Compared to this, some of the other competitors are primarily, in my mind, are focusing more on the digital acquisition continuously. So I think if you can get this model right, our growth story, we have enough of legroom for growth and at a reasonable calibrated cost without impacting our -- the second part of it is we are exploring delivery, if you sort of come back.
I wouldn't say come back, but to ensure that we are able to take care for acute customers, which is people who buy in an emergency. We are experimenting the different model of delivering our medicines within a much faster time frame for which we will be charging.

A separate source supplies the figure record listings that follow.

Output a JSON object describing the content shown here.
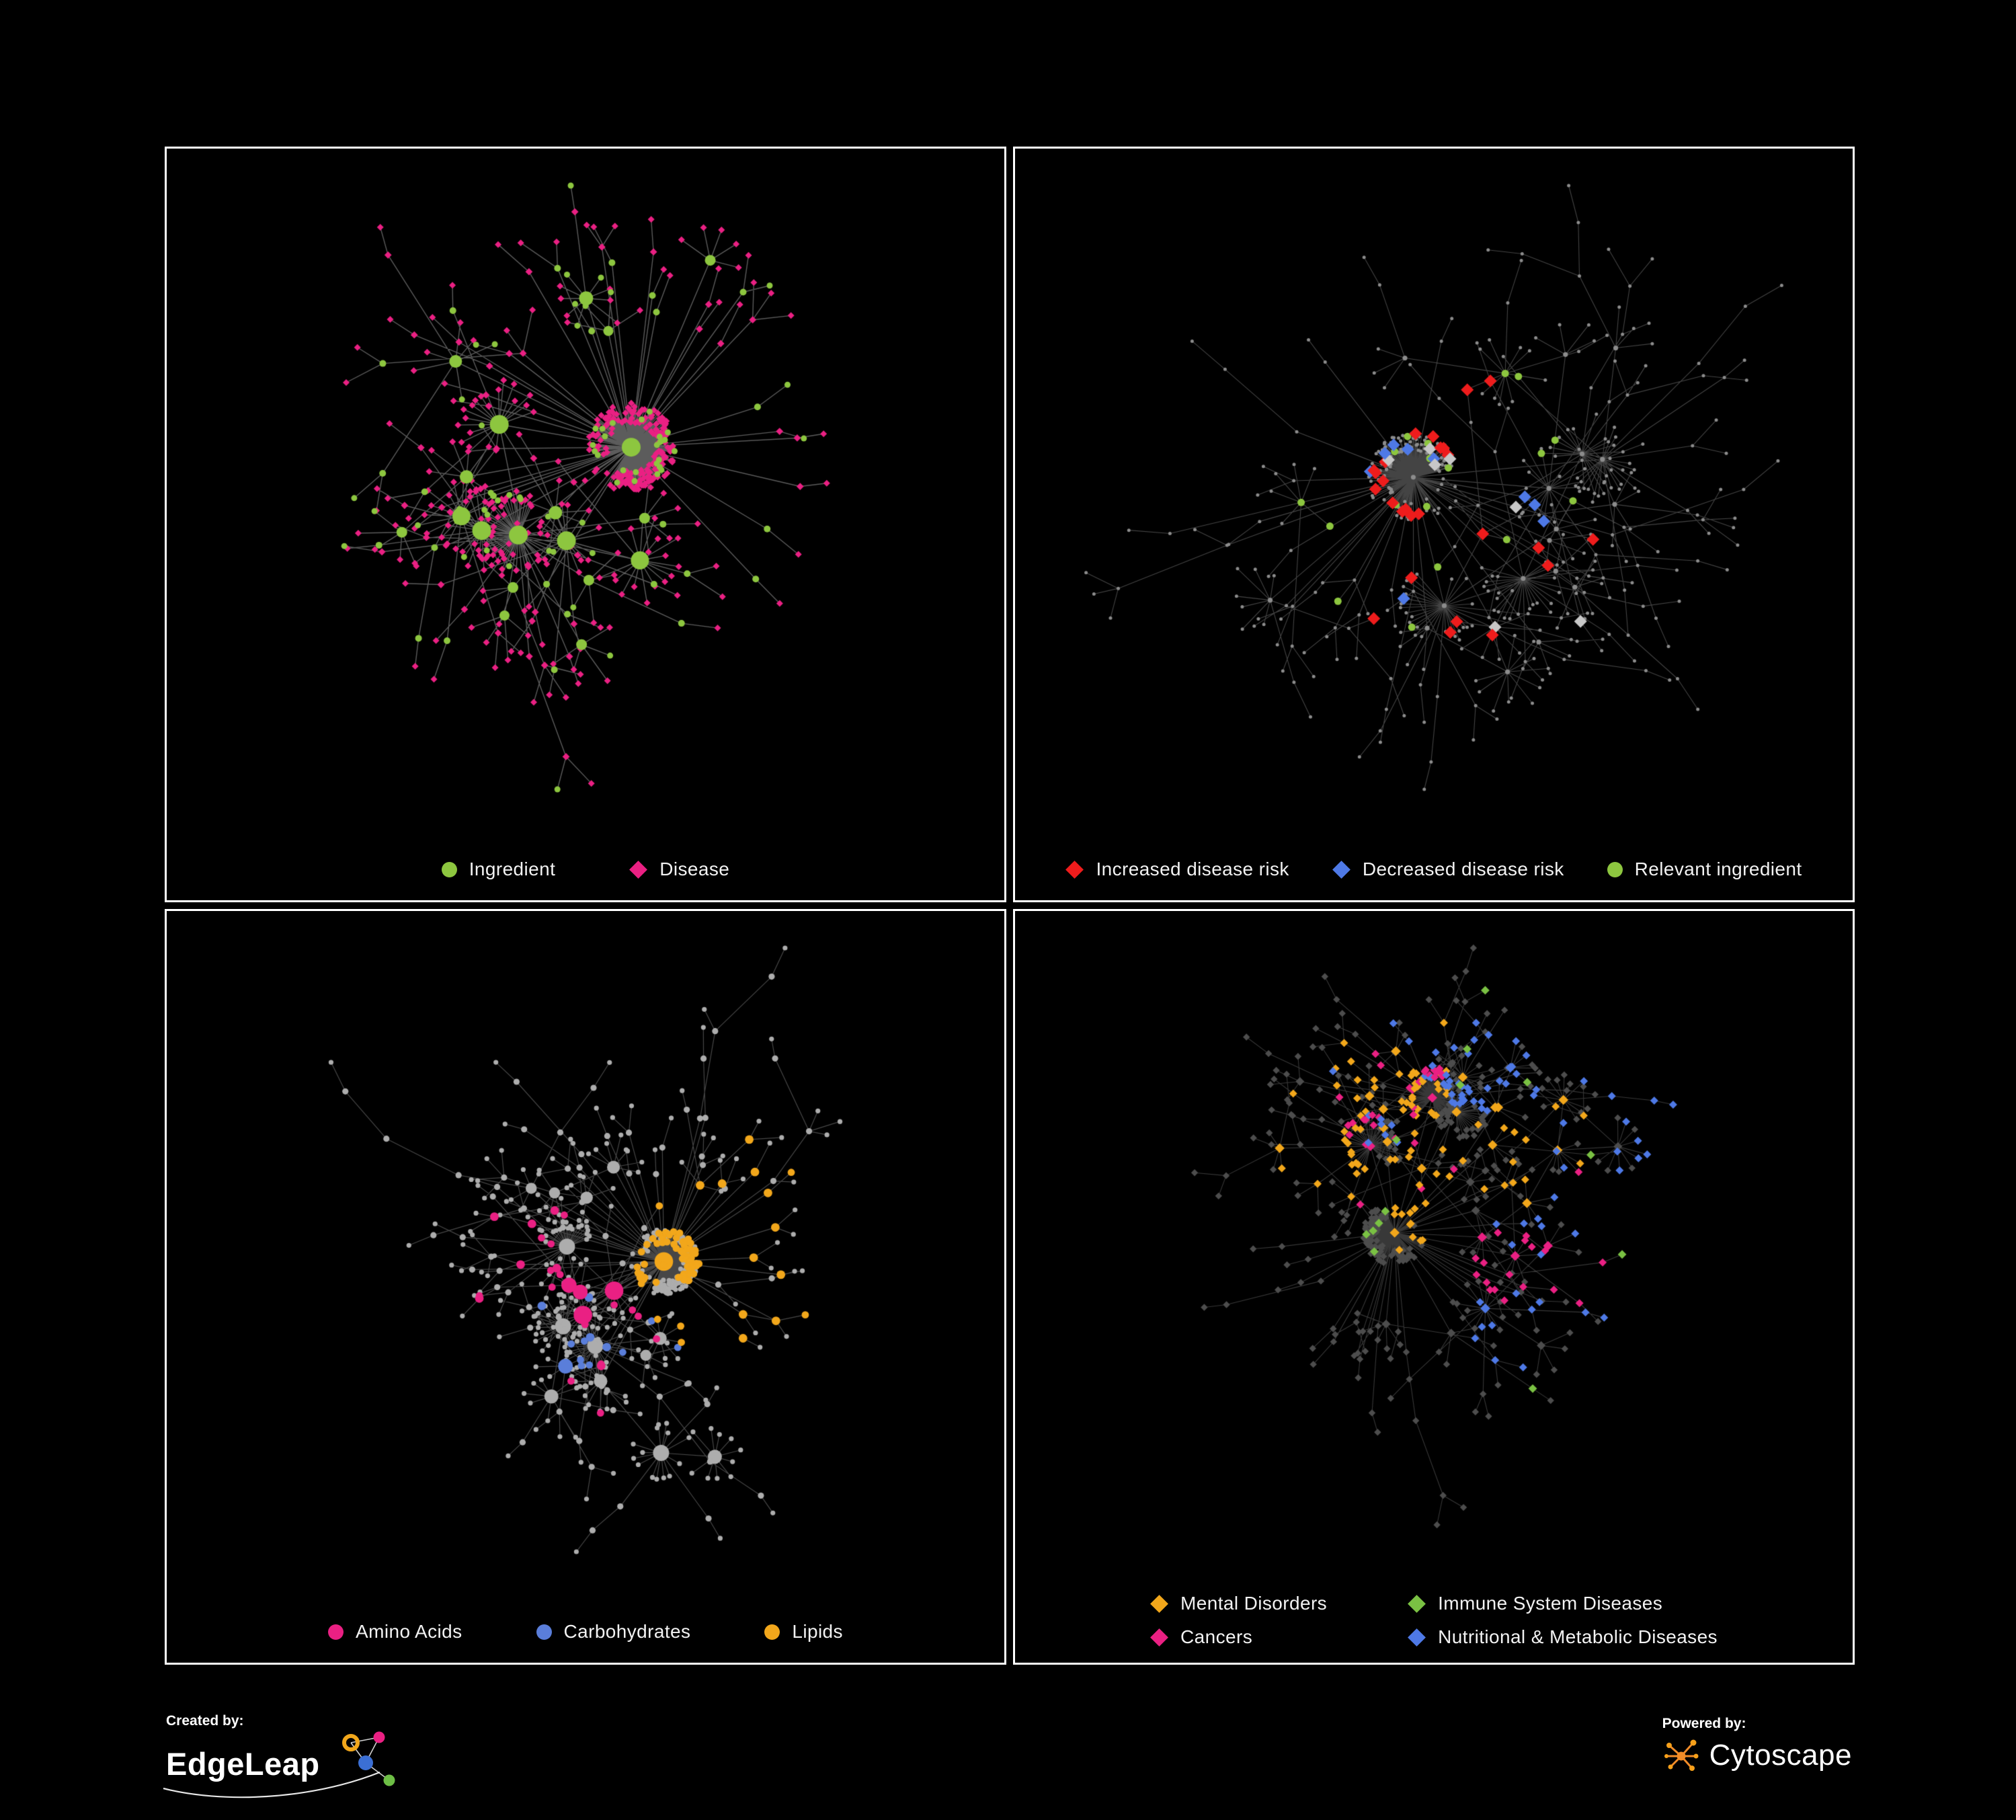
{
  "page": {
    "background": "#000000",
    "panel_border": "#FFFFFF"
  },
  "panels": [
    {
      "name": "ingredient-disease-network",
      "legend": [
        {
          "label": "Ingredient",
          "color": "#8DC63F",
          "shape": "circle"
        },
        {
          "label": "Disease",
          "color": "#EA2083",
          "shape": "diamond"
        }
      ],
      "network": {
        "seed": 101,
        "nodes": 560,
        "edge_color": "rgba(168,168,168,0.55)",
        "edge_width": 1.4,
        "style": "bipartite",
        "colors": {
          "hub": "#8DC63F",
          "leaf": "#EA2083"
        },
        "leaf_secondary_ratio": 0.15,
        "legend_reserve": 110
      }
    },
    {
      "name": "disease-risk-network",
      "legend": [
        {
          "label": "Increased disease risk",
          "color": "#EE1C1C",
          "shape": "diamond"
        },
        {
          "label": "Decreased disease risk",
          "color": "#4E79E6",
          "shape": "diamond"
        },
        {
          "label": "Relevant ingredient",
          "color": "#8DC63F",
          "shape": "circle"
        }
      ],
      "network": {
        "seed": 202,
        "nodes": 520,
        "edge_color": "rgba(150,150,150,0.45)",
        "edge_width": 1.1,
        "style": "highlight",
        "node_shape": "circle",
        "base_color": "#8C8C8C",
        "highlights": [
          {
            "color": "#EE1C1C",
            "shape": "diamond",
            "count": 26
          },
          {
            "color": "#4E79E6",
            "shape": "diamond",
            "count": 9
          },
          {
            "color": "#C8C8C8",
            "shape": "diamond",
            "count": 7
          },
          {
            "color": "#8DC63F",
            "shape": "circle",
            "count": 18
          }
        ],
        "legend_reserve": 110
      }
    },
    {
      "name": "nutrient-network",
      "legend": [
        {
          "label": "Amino Acids",
          "color": "#EA2083",
          "shape": "circle"
        },
        {
          "label": "Carbohydrates",
          "color": "#5A7EDA",
          "shape": "circle"
        },
        {
          "label": "Lipids",
          "color": "#F2A71B",
          "shape": "circle"
        }
      ],
      "network": {
        "seed": 303,
        "nodes": 580,
        "edge_color": "rgba(158,158,158,0.45)",
        "edge_width": 1.2,
        "style": "clusters",
        "node_shape": "circle",
        "base_color": "#ADADAD",
        "clusters": [
          {
            "color": "#F2A71B",
            "centers": 2,
            "radius": 0.14,
            "prob": 0.6,
            "count": 80
          },
          {
            "color": "#EA2083",
            "centers": 6,
            "radius": 0.07,
            "prob": 0.35,
            "count": 26
          },
          {
            "color": "#5A7EDA",
            "centers": 2,
            "radius": 0.06,
            "prob": 0.5,
            "count": 13
          }
        ],
        "legend_reserve": 110
      }
    },
    {
      "name": "disease-category-network",
      "legend": [
        {
          "label": "Mental Disorders",
          "color": "#F2A71B",
          "shape": "diamond"
        },
        {
          "label": "Immune System Diseases",
          "color": "#7AC143",
          "shape": "diamond"
        },
        {
          "label": "Cancers",
          "color": "#EA2083",
          "shape": "diamond"
        },
        {
          "label": "Nutritional & Metabolic Diseases",
          "color": "#4E79E6",
          "shape": "diamond"
        }
      ],
      "network": {
        "seed": 404,
        "nodes": 620,
        "edge_color": "rgba(140,140,140,0.4)",
        "edge_width": 1.1,
        "style": "clusters",
        "node_shape": "diamond",
        "base_color": "#4D4D4D",
        "clusters": [
          {
            "color": "#F2A71B",
            "centers": 2,
            "radius": 0.13,
            "prob": 0.8,
            "count": 105
          },
          {
            "color": "#EA2083",
            "centers": 2,
            "radius": 0.1,
            "prob": 0.6,
            "count": 55
          },
          {
            "color": "#4E79E6",
            "centers": 5,
            "radius": 0.09,
            "prob": 0.6,
            "count": 85
          },
          {
            "color": "#7AC143",
            "scatter": true,
            "count": 13
          }
        ],
        "legend_reserve": 150
      }
    }
  ],
  "footer": {
    "created_by": "Created by:",
    "created_brand": "EdgeLeap",
    "powered_by": "Powered by:",
    "powered_brand": "Cytoscape"
  }
}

So that's another experience which is also bringing us new customers in certain specific zones. So within both these put together, our cost of acquisition as well as cost per order on an ongoing basis is showing a [ double ].
Sure, that's helpful. And my second question is also, if you can update us on what kind of discount you are offering as of now on your pharmacy online, offline channels? And compared to industry, like where do you stand?
Yes. So this is Sanjiv this side. So on the online side, we have anything between 13% to 13.5% as a discount, which happened in the last quarter. And if I compare it against the industry standards, industry standards could be maybe 150 to 200 bps higher than what we offer at this stage, but there also the -- there's a lot of costs for the new customers and the repeat customers, but we strongly believe that as always, since last 3, 4 years, we always have been on the lesser side versus the competition. On the off-line side, discounts are very much [ close ] to 11%.
Okay. So somewhere on a blended basis, somewhere 11%, 12% is a discount from your Pharmacy segment.
Correct. Yes, that's right.
Thank you very much. I now hand the conference over to the management for closing comments.
So thank you, ladies and gentlemen, for joining this call. As we conclude this discussion on quarter 1 FY '25, we are optimistic about the trajectory that we have set across all business verticals.
With clear strategies in place for revenue growth, profitability enhancement and operational excellence, Apollo Hospitals is better positioned than ever to deliver unmatched value to our patients and our stakeholders. Our comprehensive and integrated healthcare offerings supported by a robust pipeline of initiatives and expansion will place us at the forefront of the industry.
We appreciate your continued interest and support, and we look forward to sharing further progress with you in the coming quarters. Thank you, and good afternoon.
Thank you very much. On behalf of Apollo Hospitals Limited, that concludes this conference. Thank you for joining us, and you may now disconnect your lines.